On Sat, 23 Apr 2022 14:57:01 GMT, Xue-Lei Andrew Fan <xue...@openjdk.org> wrote:

>> Profiling the TLS handshakes using SSLHandshake benchmark shows that a large 
>> portion of time is spent in HandshakeContext initialization, specifically in 
>> DisabledAlgorithmConstraints class.
>> 
>> There are only a few instances of that class, and they are immutable. 
>> Caching the results should be a low-risk operation.
>> 
>> The cache is implemented as a softly reachable ConcurrentHashMap; this way 
>> it can be removed from memory after a period of inactivity.
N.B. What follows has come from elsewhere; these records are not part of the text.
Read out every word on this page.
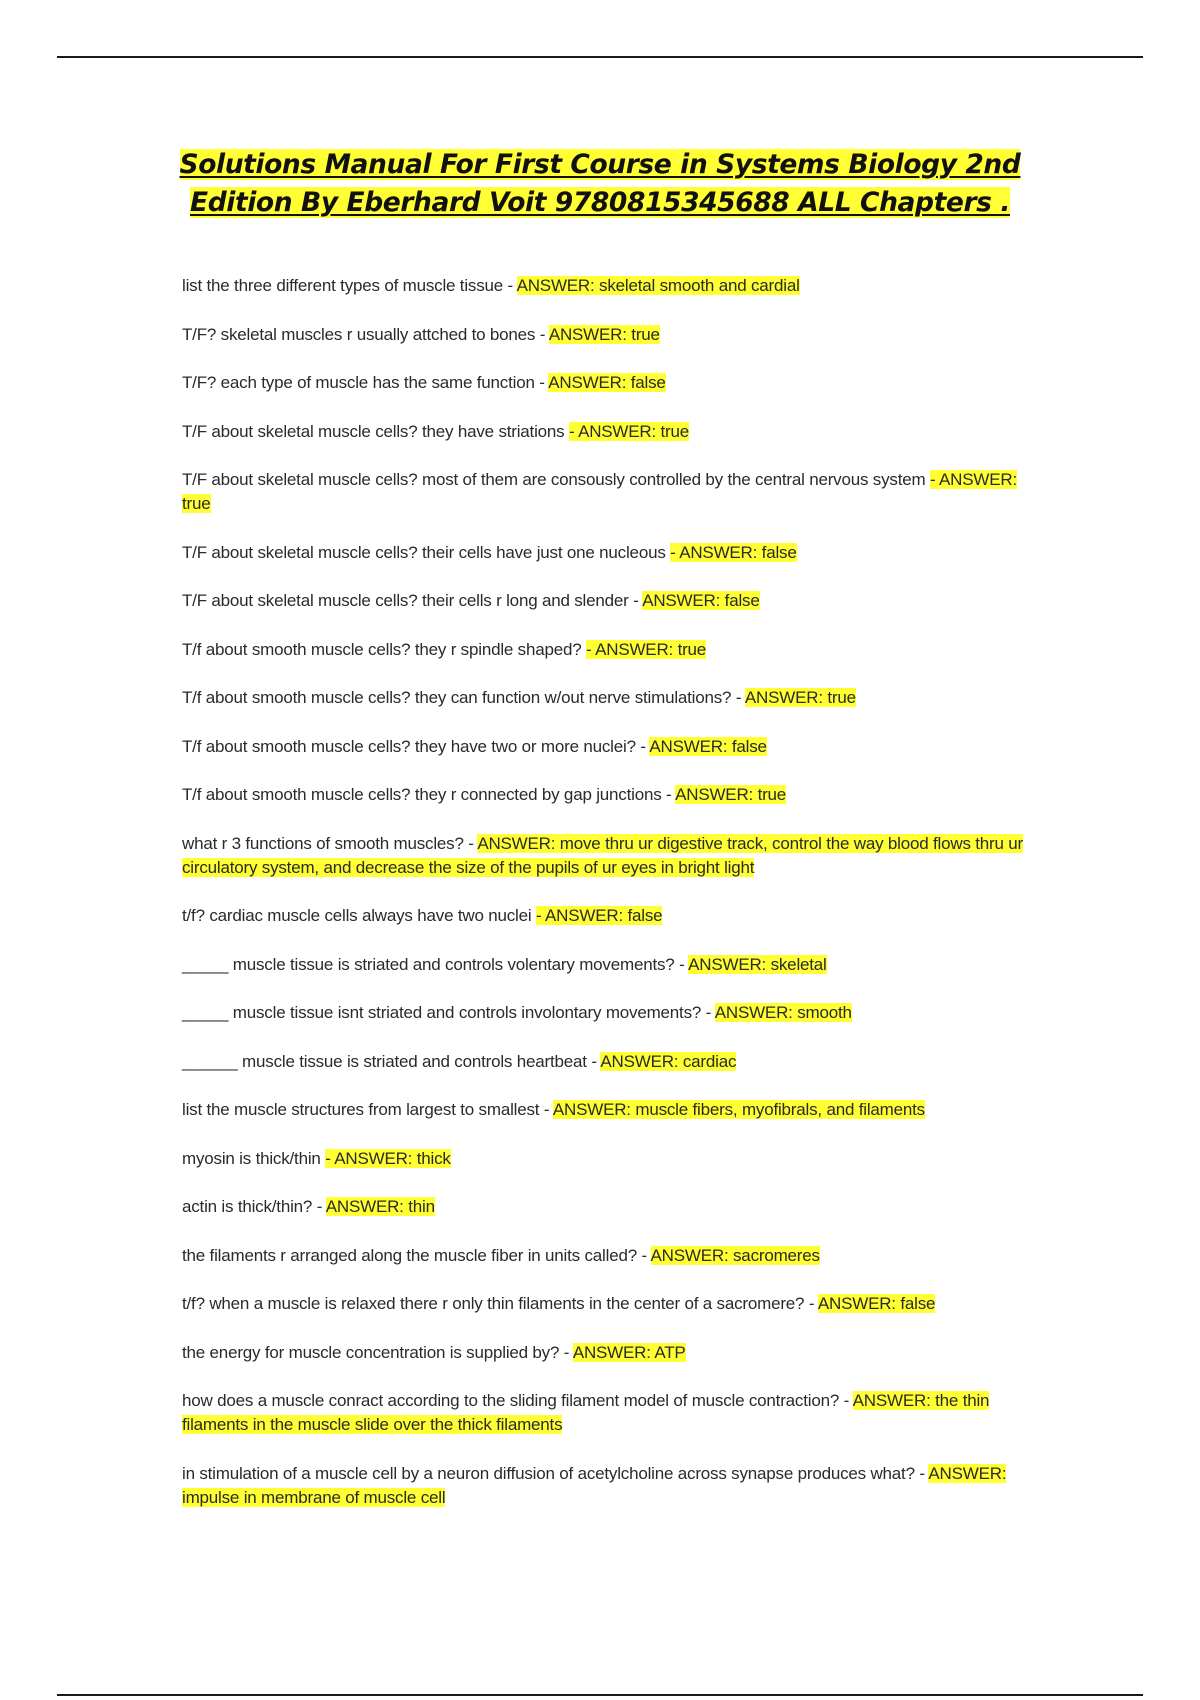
Solutions Manual For First Course in Systems Biology 2nd Edition By Eberhard Voit 9780815345688 ALL Chapters .
list the three different types of muscle tissue - ANSWER: skeletal smooth and cardial
T/F? skeletal muscles r usually attched to bones - ANSWER: true
T/F? each type of muscle has the same function - ANSWER: false
T/F about skeletal muscle cells? they have striations - ANSWER: true
T/F about skeletal muscle cells? most of them are consously controlled by the central nervous system - ANSWER: true
T/F about skeletal muscle cells? their cells have just one nucleous - ANSWER: false
T/F about skeletal muscle cells? their cells r long and slender - ANSWER: false
T/f about smooth muscle cells? they r spindle shaped? - ANSWER: true
T/f about smooth muscle cells? they can function w/out nerve stimulations? - ANSWER: true
T/f about smooth muscle cells? they have two or more nuclei? - ANSWER: false
T/f about smooth muscle cells? they r connected by gap junctions - ANSWER: true
what r 3 functions of smooth muscles? - ANSWER: move thru ur digestive track, control the way blood flows thru ur circulatory system, and decrease the size of the pupils of ur eyes in bright light
t/f? cardiac muscle cells always have two nuclei - ANSWER: false
_____ muscle tissue is striated and controls volentary movements? - ANSWER: skeletal
_____ muscle tissue isnt striated and controls involontary movements? - ANSWER: smooth
______ muscle tissue is striated and controls heartbeat - ANSWER: cardiac
list the muscle structures from largest to smallest - ANSWER: muscle fibers, myofibrals, and filaments
myosin is thick/thin - ANSWER: thick
actin is thick/thin? - ANSWER: thin
the filaments r arranged along the muscle fiber in units called? - ANSWER: sacromeres
t/f? when a muscle is relaxed there r only thin filaments in the center of a sacromere? - ANSWER: false
the energy for muscle concentration is supplied by? - ANSWER: ATP
how does a muscle conract according to the sliding filament model of muscle contraction? - ANSWER: the thin filaments in the muscle slide over the thick filaments
in stimulation of a muscle cell by a neuron diffusion of acetylcholine across synapse produces what? - ANSWER: impulse in membrane of muscle cell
Under normal 
>> circumstances the cache holds no more than 100 algorithms.
>
> src/java.base/share/classes/sun/security/util/DisabledAlgorithmConstraints.java
>  line 105:
> 
>> 103:     private final Set<String> disabledAlgorithms;
>> 104:     private final Constraints algorithmConstraints;
>> 105:     private volatile SoftReference<Map<String, Boolean>> cacheRef =
> 
> It looks like a one-clear-for-all mechanism.  Once the clearing happens, the 
> full map will be collected.  For SoftReferences, it clears them fairly 
> eagerly.  Maybe, the performance could be further improved in practice by 
> using soft reference for each map entry (See sun.security.util.Cache code for 
> an example). 
> 
> I will have another look next week.

Right, soft references are likely to be cleaned if they are not used in an 
entire GC cycle.
Using a soft reference for each map entry would not help here; note that all 
keys and all values in this map are GC roots (keys are enum names, values are 
`TRUE` and `FALSE`), so in practice they would never be collected.
Even if we made the entries collectable, it would not help with the TLS case; 
SSLEngine & SSLSocket only check the constraints once at the beginning of the 
handshake, so they would all expire at the same time anyway. What's even worse, 
we would then have to clear the expired entries from the map.

I also considered limiting the size of the map. That's a tricky subject; we 
would need to get the size limit exactly right. Given that the algorithms are 
always checked in the same order, if the cache were too small, we would get 
zero hits.
With all the above in mind I decided not to use `sun.security.util.Cache` here.